Com centenas ou mesmo, frequentemente, milhares de barricas à disposição, com toneis cheios, balseiros por todo o lado, cubas de inox e cimento, a tarefa do enólogo não se revela nada fácil. É preciso conhecer o stock, mantê-lo com saúde, fazer periodicamente correcções de aguardente e ter um quadro muito minucioso onde se registam as idades dos vinhos que estão disponíveis. É com este manancial de vinhos que se constrói então o lote final que se pretende. É preciso treino, muito treino de prova, é preciso dar tempo aos vinhos para que amadureçam é preciso depois ter noção de qual é o “estilo da casa”. Não é fácil definir exactamente o que é o perfil de cada marca, mas fique-se apenas com a ideia de que, com o mesmo stock, e para um vinho de determinada idade, o provador pode optar por um estilo mais leve ou mais pesado, mais vermelho ou mais “avelhado”, mais centrado na fruta viva ou nos frutos secos, com mais acidez ou mais açúcar.

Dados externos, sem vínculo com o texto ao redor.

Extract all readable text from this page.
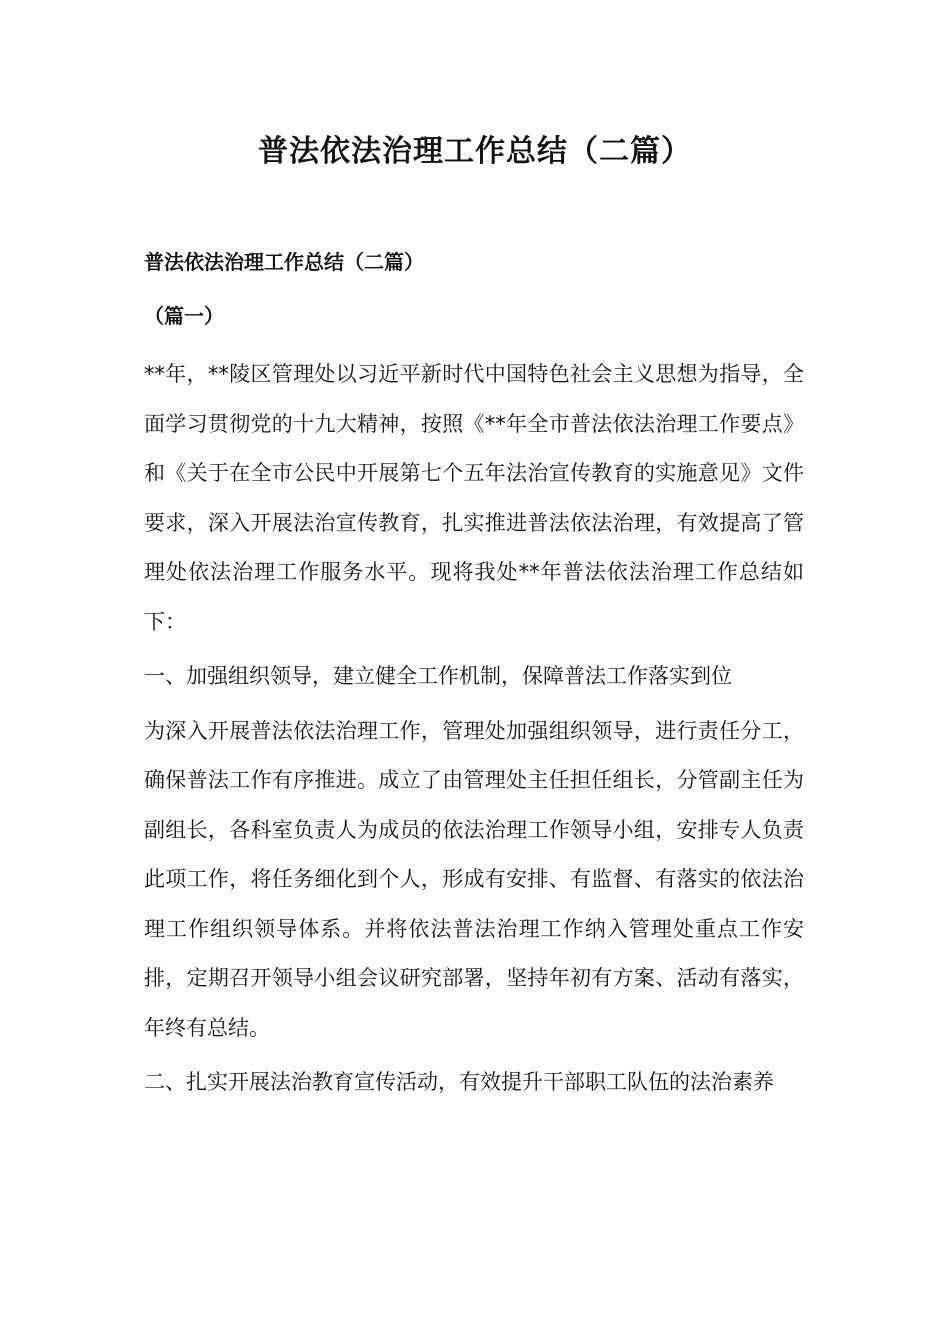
普法依法治理工作总结（二篇）

普法依法治理工作总结（二篇）

（篇一）

**年，**陵区管理处以习近平新时代中国特色社会主义思想为指导，全面学习贯彻党的十九大精神，按照《**年全市普法依法治理工作要点》和《关于在全市公民中开展第七个五年法治宣传教育的实施意见》文件要求，深入开展法治宣传教育，扎实推进普法依法治理，有效提高了管理处依法治理工作服务水平。现将我处**年普法依法治理工作总结如下：

一、加强组织领导，建立健全工作机制，保障普法工作落实到位

为深入开展普法依法治理工作，管理处加强组织领导，进行责任分工，确保普法工作有序推进。成立了由管理处主任担任组长，分管副主任为副组长，各科室负责人为成员的依法治理工作领导小组，安排专人负责此项工作，将任务细化到个人，形成有安排、有监督、有落实的依法治理工作组织领导体系。并将依法普法治理工作纳入管理处重点工作安排，定期召开领导小组会议研究部署，坚持年初有方案、活动有落实，年终有总结。

二、扎实开展法治教育宣传活动，有效提升干部职工队伍的法治素养
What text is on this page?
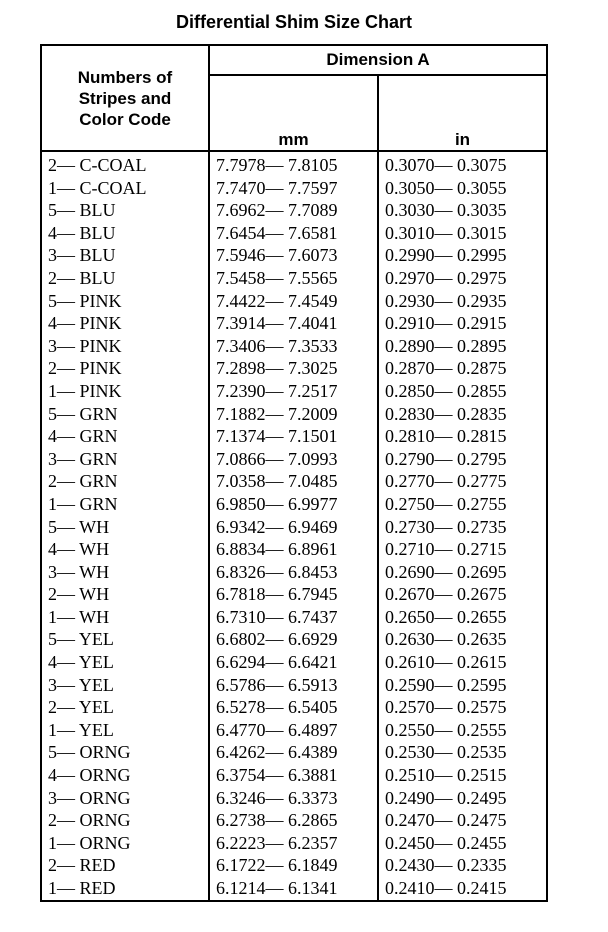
Differential Shim Size Chart
Numbers of
Stripes and
Color Code	Dimension A	
	mm	in
2— C-COAL	7.7978— 7.8105	0.3070— 0.3075
1— C-COAL	7.7470— 7.7597	0.3050— 0.3055
5— BLU	7.6962— 7.7089	0.3030— 0.3035
4— BLU	7.6454— 7.6581	0.3010— 0.3015
3— BLU	7.5946— 7.6073	0.2990— 0.2995
2— BLU	7.5458— 7.5565	0.2970— 0.2975
5— PINK	7.4422— 7.4549	0.2930— 0.2935
4— PINK	7.3914— 7.4041	0.2910— 0.2915
3— PINK	7.3406— 7.3533	0.2890— 0.2895
2— PINK	7.2898— 7.3025	0.2870— 0.2875
1— PINK	7.2390— 7.2517	0.2850— 0.2855
5— GRN	7.1882— 7.2009	0.2830— 0.2835
4— GRN	7.1374— 7.1501	0.2810— 0.2815
3— GRN	7.0866— 7.0993	0.2790— 0.2795
2— GRN	7.0358— 7.0485	0.2770— 0.2775
1— GRN	6.9850— 6.9977	0.2750— 0.2755
5— WH	6.9342— 6.9469	0.2730— 0.2735
4— WH	6.8834— 6.8961	0.2710— 0.2715
3— WH	6.8326— 6.8453	0.2690— 0.2695
2— WH	6.7818— 6.7945	0.2670— 0.2675
1— WH	6.7310— 6.7437	0.2650— 0.2655
5— YEL	6.6802— 6.6929	0.2630— 0.2635
4— YEL	6.6294— 6.6421	0.2610— 0.2615
3— YEL	6.5786— 6.5913	0.2590— 0.2595
2— YEL	6.5278— 6.5405	0.2570— 0.2575
1— YEL	6.4770— 6.4897	0.2550— 0.2555
5— ORNG	6.4262— 6.4389	0.2530— 0.2535
4— ORNG	6.3754— 6.3881	0.2510— 0.2515
3— ORNG	6.3246— 6.3373	0.2490— 0.2495
2— ORNG	6.2738— 6.2865	0.2470— 0.2475
1— ORNG	6.2223— 6.2357	0.2450— 0.2455
2— RED	6.1722— 6.1849	0.2430— 0.2335
1— RED	6.1214— 6.1341	0.2410— 0.2415
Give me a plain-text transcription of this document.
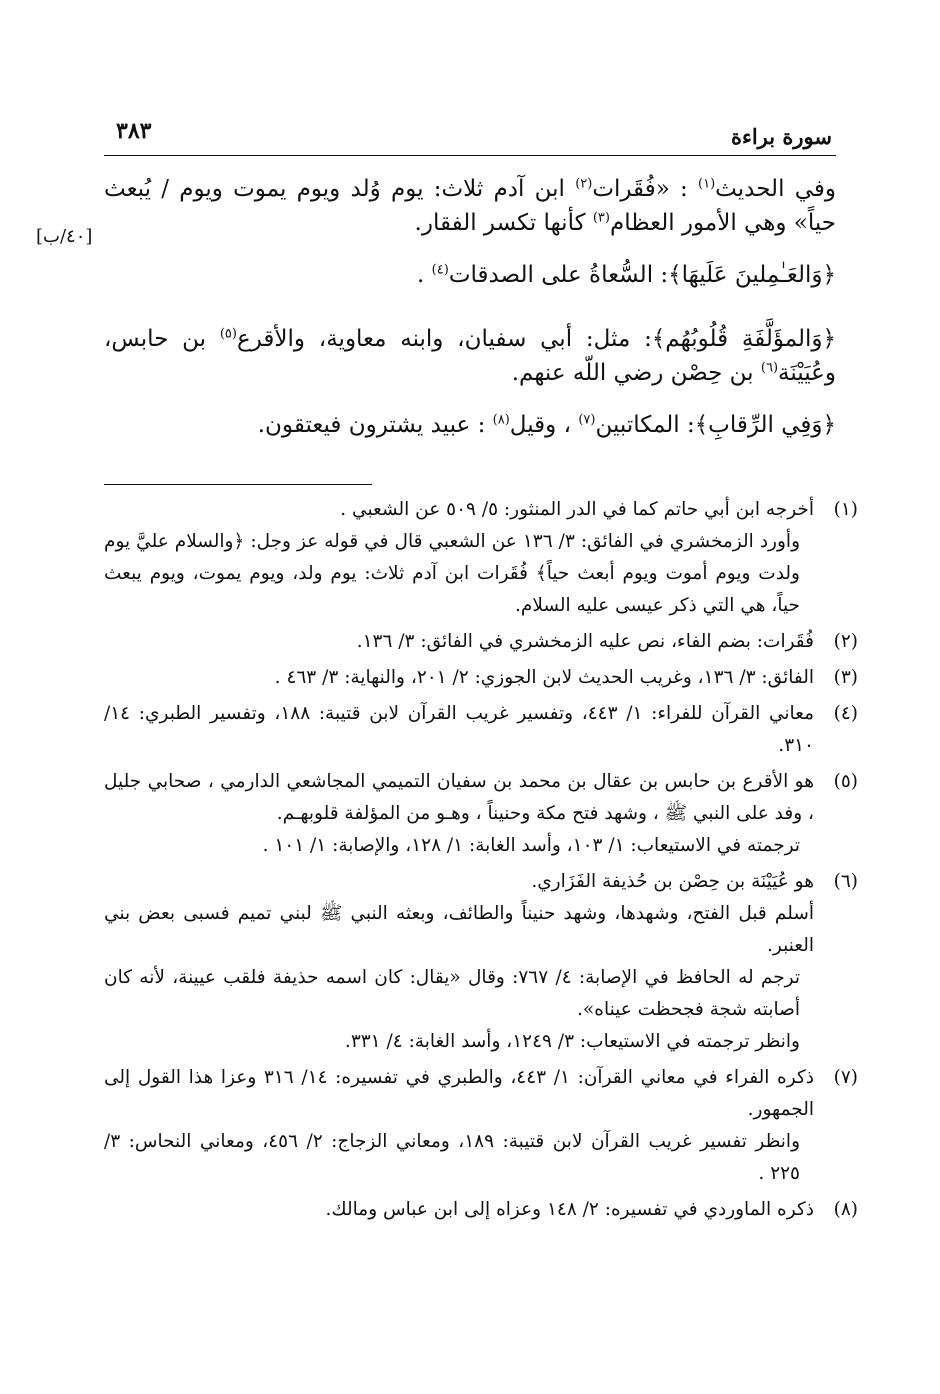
سورة براءة
٣٨٣
[٤٠/ب]

وفي الحديث$^{(١)}$ : «فُقَرات$^{(٢)}$ ابن آدم ثلاث: يوم وُلد ويوم يموت ويوم / يُبعث حياً» وهي الأمور العظام$^{(٣)}$ كأنها تكسر الفقار.

﴿وَالعَـٰمِلينَ عَلَيهَا﴾: السُّعاةُ على الصدقات$^{(٤)}$ .

﴿وَالمؤَلَّفَةِ قُلُوبُهُم﴾: مثل: أبي سفيان، وابنه معاوية، والأقرع$^{(٥)}$ بن حابس، وعُيَيْنَة$^{(٦)}$ بن حِصْن رضي اللّه عنهم.

﴿وَفِي الرِّقابِ﴾: المكاتبين$^{(٧)}$ ، وقيل$^{(٨)}$ : عبيد يشترون فيعتقون.

(١)
أخرجه ابن أبي حاتم كما في الدر المنثور: ٥/ ٥٠٩ عن الشعبي .
وأورد الزمخشري في الفائق: ٣/ ١٣٦ عن الشعبي قال في قوله عز وجل: ﴿والسلام عليَّ يوم ولدت ويوم أموت ويوم أبعث حياً﴾ فُقَرات ابن آدم ثلاث: يوم ولد، ويوم يموت، ويوم يبعث حياً، هي التي ذكر عيسى عليه السلام.
(٢)
فُقَرات: بضم الفاء، نص عليه الزمخشري في الفائق: ٣/ ١٣٦.
(٣)
الفائق: ٣/ ١٣٦، وغريب الحديث لابن الجوزي: ٢/ ٢٠١، والنهاية: ٣/ ٤٦٣ .
(٤)
معاني القرآن للفراء: ١/ ٤٤٣، وتفسير غريب القرآن لابن قتيبة: ١٨٨، وتفسير الطبري: ١٤/ ٣١٠.
(٥)
هو الأقرع بن حابس بن عقال بن محمد بن سفيان التميمي المجاشعي الدارمي ، صحابي جليل ، وفد على النبي ﷺ ، وشهد فتح مكة وحنيناً ، وهـو من المؤلفة قلوبهـم.
ترجمته في الاستيعاب: ١/ ١٠٣، وأسد الغابة: ١/ ١٢٨، والإصابة: ١/ ١٠١ .
(٦)
هو عُيَيْنَة بن حِصْن بن حُذيفة الفَزَاري.
أسلم قبل الفتح، وشهدها، وشهد حنيناً والطائف، وبعثه النبي ﷺ لبني تميم فسبى بعض بني العنبر.
ترجم له الحافظ في الإصابة: ٤/ ٧٦٧: وقال «يقال: كان اسمه حذيفة فلقب عيينة، لأنه كان أصابته شجة فجحظت عيناه».
وانظر ترجمته في الاستيعاب: ٣/ ١٢٤٩، وأسد الغابة: ٤/ ٣٣١.
(٧)
ذكره الفراء في معاني القرآن: ١/ ٤٤٣، والطبري في تفسيره: ١٤/ ٣١٦ وعزا هذا القول إلى الجمهور.
وانظر تفسير غريب القرآن لابن قتيبة: ١٨٩، ومعاني الزجاج: ٢/ ٤٥٦، ومعاني النحاس: ٣/ ٢٢٥ .
(٨)
ذكره الماوردي في تفسيره: ٢/ ١٤٨ وعزاه إلى ابن عباس ومالك.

Sempre houve um estilo próprio de cada uma das grandes casas do sector do Vinho do Porto e, não deixa de ser curioso que nas fusões onde alguns grupos – Sogevinus, Sogrape, Symington, Taylor’s –congregam várias antigas empresas, há a preocupação de manter o “estilo” que cada casa tinha, que era do agrado dos importadores e que tinha consumidores fiéis. É assim que um 10 anos Kopke é diferente de um Cálem (ambos Sogevinus) ou um 30 anos Offley não é semelhante ao Sandeman (ambos Sogrape).

Para esta prova escolhemos vinhos de quase todas as categorias Tawny, de Reserva até ao 40 anos e Colheita. Neste último grupo, centrei-me em vinhos Colheita já deste século. Sabe-se que várias empresas ainda têm, por exemplo, o Colheita 1937 em casco mas entendo ser mais razoável optar por vinhos mais acessíveis e facilmente disponíveis nas lojas especializadas.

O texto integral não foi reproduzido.